Esta discusión es absolutamente relevante para un mundo signado por el desprecio a lo que se supone que este es, pero también para un mundo en el que la excepción ha devenido norma, que es nuestro mundo telúrico, pero especialmente nuestro territorio nacional. Si las y los anarquistas que hemos nacido en el territorio ocupado por el Estado colombiano tenemos un reto -y ocupado en su retiro o ausencia estratégicos para aparecer con rostros aún más terribles de los que habitualmente enseñan las teorías del Estado-, si nosotras que hemos nacido aquí tenemos un desafío, es el de contribuir a la desactivación de la máquina soberana, de ese poder de decretar la muerte del otro, preséntese donde se presente. Tenemos el reto de desactivar la máquina soberana por amor al mundo entero. En ese sentido, debo decir que aprecio infinitamente unas palabras que le escuché hace poco a Gustavo Petro y que dan cuenta de que el corazón libertario del M-19 no ha perecido, pese a su progresiva burocratización.
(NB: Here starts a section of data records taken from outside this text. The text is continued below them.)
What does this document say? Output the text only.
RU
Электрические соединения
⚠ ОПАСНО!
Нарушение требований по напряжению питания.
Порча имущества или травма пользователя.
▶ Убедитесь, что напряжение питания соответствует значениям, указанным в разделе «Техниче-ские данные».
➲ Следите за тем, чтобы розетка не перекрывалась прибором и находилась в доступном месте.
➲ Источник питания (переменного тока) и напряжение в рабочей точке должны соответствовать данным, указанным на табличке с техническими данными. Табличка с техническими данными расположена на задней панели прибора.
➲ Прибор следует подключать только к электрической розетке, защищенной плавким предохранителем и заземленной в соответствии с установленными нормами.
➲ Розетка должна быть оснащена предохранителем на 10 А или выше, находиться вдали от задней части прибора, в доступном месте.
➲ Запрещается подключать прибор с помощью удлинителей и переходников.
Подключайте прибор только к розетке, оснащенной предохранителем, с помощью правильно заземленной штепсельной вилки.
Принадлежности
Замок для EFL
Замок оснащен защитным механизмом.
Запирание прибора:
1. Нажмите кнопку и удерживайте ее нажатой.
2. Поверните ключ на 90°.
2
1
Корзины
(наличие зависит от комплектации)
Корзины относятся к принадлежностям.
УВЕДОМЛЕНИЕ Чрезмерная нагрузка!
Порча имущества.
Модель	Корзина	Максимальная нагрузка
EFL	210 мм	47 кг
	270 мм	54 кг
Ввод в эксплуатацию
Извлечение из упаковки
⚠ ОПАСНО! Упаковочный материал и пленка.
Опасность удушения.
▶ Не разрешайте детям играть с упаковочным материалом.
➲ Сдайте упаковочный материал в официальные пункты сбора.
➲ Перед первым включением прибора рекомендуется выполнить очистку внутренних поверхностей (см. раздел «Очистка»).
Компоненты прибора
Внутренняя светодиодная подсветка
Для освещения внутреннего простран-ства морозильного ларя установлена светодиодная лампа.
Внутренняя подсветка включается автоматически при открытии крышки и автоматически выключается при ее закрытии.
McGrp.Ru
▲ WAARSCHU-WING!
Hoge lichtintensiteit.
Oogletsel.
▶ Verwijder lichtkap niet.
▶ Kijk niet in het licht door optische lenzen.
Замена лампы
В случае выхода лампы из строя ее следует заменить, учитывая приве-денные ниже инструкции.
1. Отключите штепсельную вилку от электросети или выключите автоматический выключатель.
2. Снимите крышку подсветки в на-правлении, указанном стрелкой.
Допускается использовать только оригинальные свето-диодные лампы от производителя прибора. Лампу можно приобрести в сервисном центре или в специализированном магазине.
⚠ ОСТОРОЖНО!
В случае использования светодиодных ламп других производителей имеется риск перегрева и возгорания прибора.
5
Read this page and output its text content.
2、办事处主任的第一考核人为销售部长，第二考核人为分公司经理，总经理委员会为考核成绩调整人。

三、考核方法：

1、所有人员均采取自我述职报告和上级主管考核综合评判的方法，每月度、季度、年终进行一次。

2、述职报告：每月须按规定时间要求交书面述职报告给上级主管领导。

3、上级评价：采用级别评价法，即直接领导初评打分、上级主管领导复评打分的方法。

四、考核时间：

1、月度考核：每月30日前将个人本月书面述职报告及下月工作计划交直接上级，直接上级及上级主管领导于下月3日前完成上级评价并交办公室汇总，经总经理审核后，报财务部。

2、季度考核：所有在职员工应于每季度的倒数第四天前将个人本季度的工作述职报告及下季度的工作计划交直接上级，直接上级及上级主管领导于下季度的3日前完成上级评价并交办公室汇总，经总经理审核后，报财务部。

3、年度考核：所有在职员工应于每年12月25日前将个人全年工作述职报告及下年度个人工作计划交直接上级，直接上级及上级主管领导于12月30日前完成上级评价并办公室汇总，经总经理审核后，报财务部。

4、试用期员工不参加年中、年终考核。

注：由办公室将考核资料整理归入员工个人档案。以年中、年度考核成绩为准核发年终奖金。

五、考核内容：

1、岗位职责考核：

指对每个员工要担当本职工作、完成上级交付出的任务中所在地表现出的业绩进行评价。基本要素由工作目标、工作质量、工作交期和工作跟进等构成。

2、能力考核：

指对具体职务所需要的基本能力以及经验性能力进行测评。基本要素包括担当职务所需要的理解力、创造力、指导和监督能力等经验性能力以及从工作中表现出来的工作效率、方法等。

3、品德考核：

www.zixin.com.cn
Petro manifestó no desear la muerte de Uribe, pero tampoco su encarcelamiento. Ni el de él ni el de Sergio Fajardo. Se resistió a sentenciarlos a muerte o prisión, llamó a que nos sumáramos a una “política de la vida y del amor, no del odio”, y a que tratásemos al uribismo como a un otro con el que se puede entrar en tensión, disputar, luchar, pero nunca exterminar o pretender extirpar soberanamente. En efecto, para ello tendríamos que encontrarnos ante un nuevo uribismo cuyos aspectos mortíferos, soberanos, hayan sido a su vez desactivados. Lo importante es que al uribismo no se lo desea eliminar ni encarcelar, sino transformar radicalmente para poder luchar contra él, para poder danzar, así sea bruscamente, con él. Me atrevería a decir que eso es lo que posibilita tomar distancia de cualquier política fascista. Ahora bien, lo relevante no es si las palabras de Petro fueron o no sinceras, si obedecen o no al cálculo político -me resisto a emitir un juicio de esas características-, lo que me importa es que él se encuentra contribuyendo a poner a circular un tipo de afectividad imprescindible para salir de la guerra, para abandonar el ciclo vicioso que permite la aparición del estado de excepción indefinido y sus correspondientes actos soberanos. En este punto, prefiero el anarquismo molecular que descuella en el gesto alegre de Gustavo Petro, y que rebasa su nombre propio, al anarquismo molar, identitario, de aquel anarquista convencido de que Uribe merece la muerte y de que el voto convierte a todos en borregos culpables de su esclavitud. Quizás esos anarquistas estén gozando demasiado con su uribismo molecular. Quizás yo sea, de tanto en tanto, ese anarquista y ese fascista de los que me deseo apartar.